Confounding by indication.
Another concern could be confounding by indication. By adjusting for polycystic ovary syndrome and endometriosis, we tried to account for the increased use of hormonal contraception in these groups as well as an increased risk for depression. We expect that institutionalized women and women with either mental retardation or more severe psychiatric pathology would be more likely to receive long-acting reversible contraceptive products, such as medroxyprogesterone acetate depot, an intrauterine device with levonorgestrel, or implants. Therefore, we find confounding by indication likely and decided to omit these three specific products from the results in
Figure 4. For the remaining products, women in these groups account for a vanishingly small fraction of all women using hormonal contraception. Women using combined hormonal contraception, progestin-only products, patch, or vaginal ring are generally assumed to have similar characteristics (
1), and the higher risk association among women using transdermal patch and vaginal ring compared with the corresponding pill is probably a question of dosage rather than of route of administration (
29). For these products, we found confounding by indication unlikely.
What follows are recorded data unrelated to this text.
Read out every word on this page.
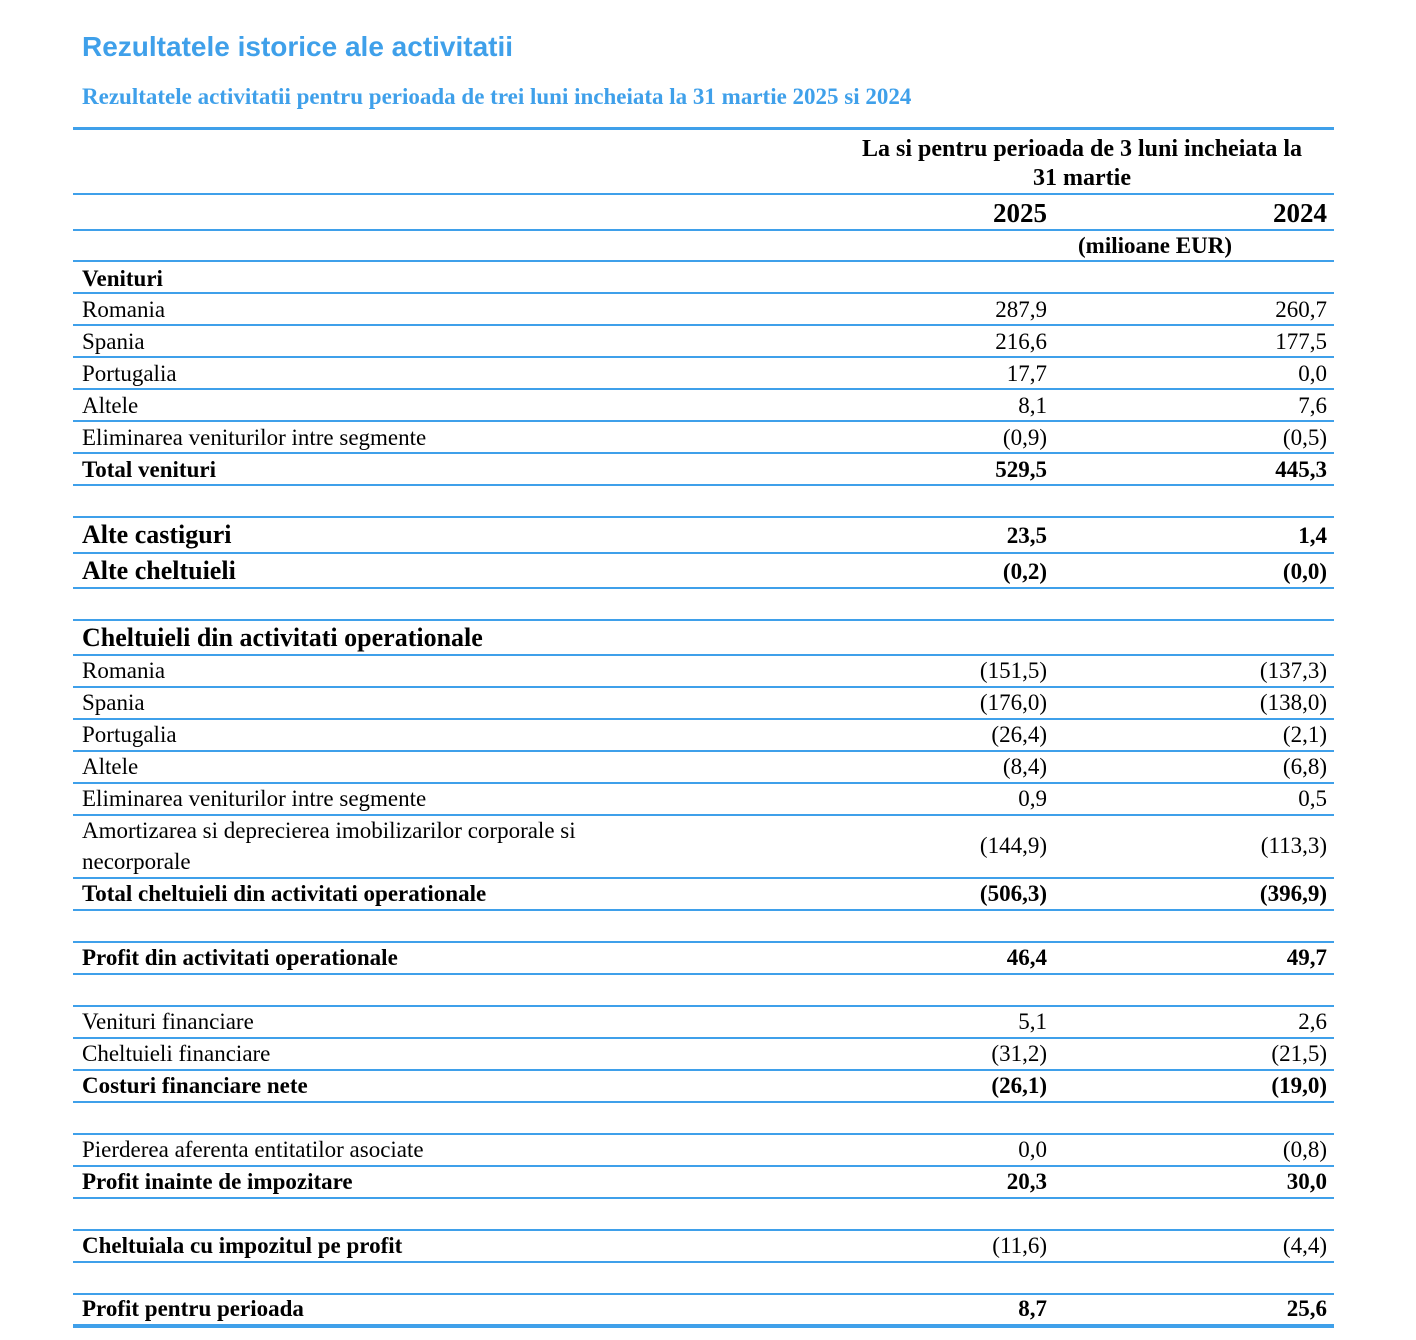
Rezultatele istorice ale activitatii
Rezultatele activitatii pentru perioada de trei luni incheiata la 31 martie 2025 si 2024
La si pentru perioada de 3 luni incheiata la
31 martie
2025	2024
(milioane EUR)
Venituri
Romania	287,9	260,7
Spania	216,6	177,5
Portugalia	17,7	0,0
Altele	8,1	7,6
Eliminarea veniturilor intre segmente	(0,9)	(0,5)
Total venituri	529,5	445,3
Alte castiguri	23,5	1,4
Alte cheltuieli	(0,2)	(0,0)
Cheltuieli din activitati operationale
Romania	(151,5)	(137,3)
Spania	(176,0)	(138,0)
Portugalia	(26,4)	(2,1)
Altele	(8,4)	(6,8)
Eliminarea veniturilor intre segmente	0,9	0,5
Amortizarea si deprecierea imobilizarilor corporale si
necorporale
(144,9)	(113,3)
Total cheltuieli din activitati operationale	(506,3)	(396,9)
Profit din activitati operationale	46,4	49,7
Venituri financiare	5,1	2,6
Cheltuieli financiare	(31,2)	(21,5)
Costuri financiare nete	(26,1)	(19,0)
Pierderea aferenta entitatilor asociate	0,0	(0,8)
Profit inainte de impozitare	20,3	30,0
Cheltuiala cu impozitul pe profit	(11,6)	(4,4)
Profit pentru perioada	8,7	25,6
Mediation through psychiatric diagnoses.
Finally, in additional analyses we adjusted for any psychiatric diagnosis or use of antidepressants during follow-up and found a small influence with this adjustment on our results. The mediation analysis also establishes that the majority of the effect is not mediated through psychiatric diagnoses and antidepressant use, but this should be interpreted cautiously, as the mediator includes only diagnosed conditions before the suicide attempt, which will likely miss actual cases. This can be considered measurement error on the mediator, and it is well known (
14).
It is reasonable to assume that some psychiatric disorders were unknown and untreated before the suicide attempt and that the mediated proportion is therefore higher than estimated, as patients with an untreated illness will not be included in our registers.
It is also possible that hormonal contraception may have a direct influence on the neurotransmitter and hypothalamic-pituitary-adrenal system involved in stress regulation and the neurobiology of suicidal behavior (
30). This assumption is supported by
Figure 3, which demonstrates a rapid increase in first suicide attempt after initiation of hormonal contraception.
Time-dependent confounders.
We cannot exclude individual time-dependent confounders, such as other major life events (bad sexual experience, break-up, divorce, etc.), which could potentially confound the key associations.